El anuncio se dio en Bruselas, donde el Gobierno nacional logró que Bélgica se convierta en el primer país de la Unión Europea en firmar una declaración de intención para apoyar formalmente este proceso de transición productiva en Colombia.
El acuerdo busca facilitar el acceso de productos colombianos a mercados europeos de alto valor, beneficiando directamente a comunidades campesinas que han dejado atrás los cultivos de coca para avanzar hacia el desarrollo sostenible y la construcción de paz.
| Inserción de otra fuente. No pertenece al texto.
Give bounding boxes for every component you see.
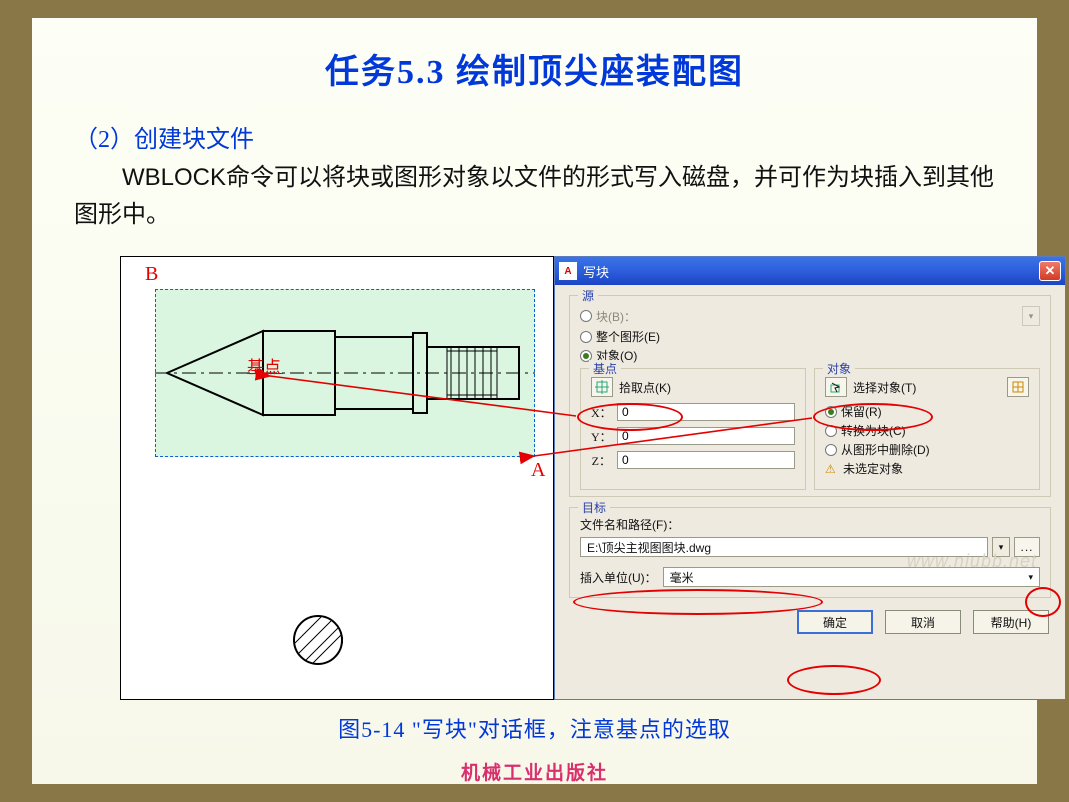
figure-area: B (120, 256, 1030, 700)
no-objects-warning: ⚠ 未选定对象 (825, 460, 1029, 477)
wblock-dialog: A 写块 ✕ 源 块(B)： ▾ 整个图形(E) (554, 256, 1066, 700)
x-input[interactable] (617, 403, 795, 421)
cancel-button[interactable]: 取消 (885, 610, 961, 634)
basepoint-label: 基点 (247, 353, 281, 378)
radio-entire-drawing[interactable]: 整个图形(E) (580, 328, 1040, 345)
group-basepoint-title: 基点 (589, 360, 621, 377)
tailstock-drawing (155, 289, 535, 457)
radio-icon (825, 444, 837, 456)
radio-icon (825, 425, 837, 437)
radio-icon (580, 331, 592, 343)
group-objects: 对象 选择对象(T) (814, 368, 1040, 490)
select-objects-icon[interactable] (825, 377, 847, 397)
select-objects-label[interactable]: 选择对象(T) (853, 379, 916, 396)
unit-select[interactable]: 毫米 ▾ (663, 567, 1040, 587)
pick-point-icon[interactable] (591, 377, 613, 397)
pick-point-label[interactable]: 拾取点(K) (619, 379, 671, 396)
y-field: Y： (591, 427, 795, 445)
section-circle (291, 613, 345, 667)
block-dropdown[interactable]: ▾ (1022, 306, 1040, 326)
help-button[interactable]: 帮助(H) (973, 610, 1049, 634)
browse-button[interactable]: ... (1014, 537, 1040, 557)
group-basepoint: 基点 拾取点(K) X： Y： (580, 368, 806, 490)
radio-retain[interactable]: 保留(R) (825, 403, 1029, 420)
z-field: Z： (591, 451, 795, 469)
publisher: 机械工业出版社 (32, 758, 1037, 785)
warning-icon: ⚠ (825, 462, 839, 476)
x-field: X： (591, 403, 795, 421)
group-source: 源 块(B)： ▾ 整个图形(E) 对象(O) 基点 (569, 295, 1051, 497)
basepoint-objects-row: 基点 拾取点(K) X： Y： (580, 368, 1040, 490)
sub-heading: （2）创建块文件 (74, 127, 254, 153)
basepoint-underline (247, 373, 283, 374)
dialog-buttons: 确定 取消 帮助(H) (555, 598, 1065, 634)
callout-ok (787, 665, 881, 695)
quick-select-icon[interactable] (1007, 377, 1029, 397)
group-source-title: 源 (578, 287, 598, 304)
paragraph: WBLOCK命令可以将块或图形对象以文件的形式写入磁盘，并可作为块插入到其他图形… (74, 159, 995, 233)
path-input[interactable]: E:\顶尖主视图图块.dwg (580, 537, 988, 557)
chevron-down-icon: ▾ (1028, 572, 1033, 583)
slide-title: 任务5.3 绘制顶尖座装配图 (32, 18, 1037, 93)
slide: 任务5.3 绘制顶尖座装配图 （2）创建块文件 WBLOCK命令可以将块或图形对… (32, 18, 1037, 784)
radio-icon (825, 406, 837, 418)
group-destination: 目标 文件名和路径(F)： E:\顶尖主视图图块.dwg ▾ ... 插入单位(… (569, 507, 1051, 598)
figure-caption: 图5-14 "写块"对话框，注意基点的选取 (32, 712, 1037, 744)
ok-button[interactable]: 确定 (797, 610, 873, 634)
label-a: A (531, 459, 545, 482)
z-input[interactable] (617, 451, 795, 469)
close-icon[interactable]: ✕ (1039, 261, 1061, 281)
dialog-title: 写块 (583, 262, 609, 281)
group-destination-title: 目标 (578, 499, 610, 516)
dialog-titlebar: A 写块 ✕ (555, 257, 1065, 285)
radio-objects[interactable]: 对象(O) (580, 347, 1040, 364)
app-icon: A (559, 262, 577, 280)
path-label: 文件名和路径(F)： (580, 516, 1040, 533)
radio-delete[interactable]: 从图形中删除(D) (825, 441, 1029, 458)
label-b: B (145, 263, 158, 286)
group-objects-title: 对象 (823, 360, 855, 377)
radio-convert[interactable]: 转换为块(C) (825, 422, 1029, 439)
path-dropdown[interactable]: ▾ (992, 537, 1010, 557)
radio-block[interactable]: 块(B)： ▾ (580, 306, 1040, 326)
radio-icon (580, 310, 592, 322)
body-text: （2）创建块文件 WBLOCK命令可以将块或图形对象以文件的形式写入磁盘，并可作… (32, 93, 1037, 234)
unit-label: 插入单位(U)： (580, 569, 657, 586)
drawing-panel: B (120, 256, 554, 700)
y-input[interactable] (617, 427, 795, 445)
La jornada fue liderada por la directora de Sustitución de Cultivos de Uso Ilícito, Gloria Miranda, en la Embajada de Colombia en Bélgica. Allí participaron reconocidos chocolateros y distribuidores europeos, quienes destacaron la alta calidad del cacao colombiano.
Uno de los aspectos más valorados fue que el cacao presenta niveles de cadmio cercanos a cero, lo que lo convierte en un producto altamente competitivo frente a las exigentes normas del mercado europeo.
Durante el encuentro también se realizaron catas de café proveniente de Nariño, Putumayo y Cauca, con perfiles de acidez y cuerpo medios, y variedades como Castillo, Caturra y Bourbon Rosado, que recibieron una evaluación positiva por parte de compradores internacionales.
Como símbolo de este avance, se entregaron los llamados ‘Peace Chocolates’ al canciller belga, elaborados con cacao de zonas que han reemplazado economías ilícitas por producción legal.
Este acuerdo busca conectar directamente a empresarios europeos con productores rurales colombianos, generando ingresos dignos y fortaleciendo la paz en territorios históricamente afectados por el conflicto.
Con esta iniciativa, Colombia sigue posicionando sus productos en el mercado internacional y consolidando oportunidades reales para miles de familias campesinas.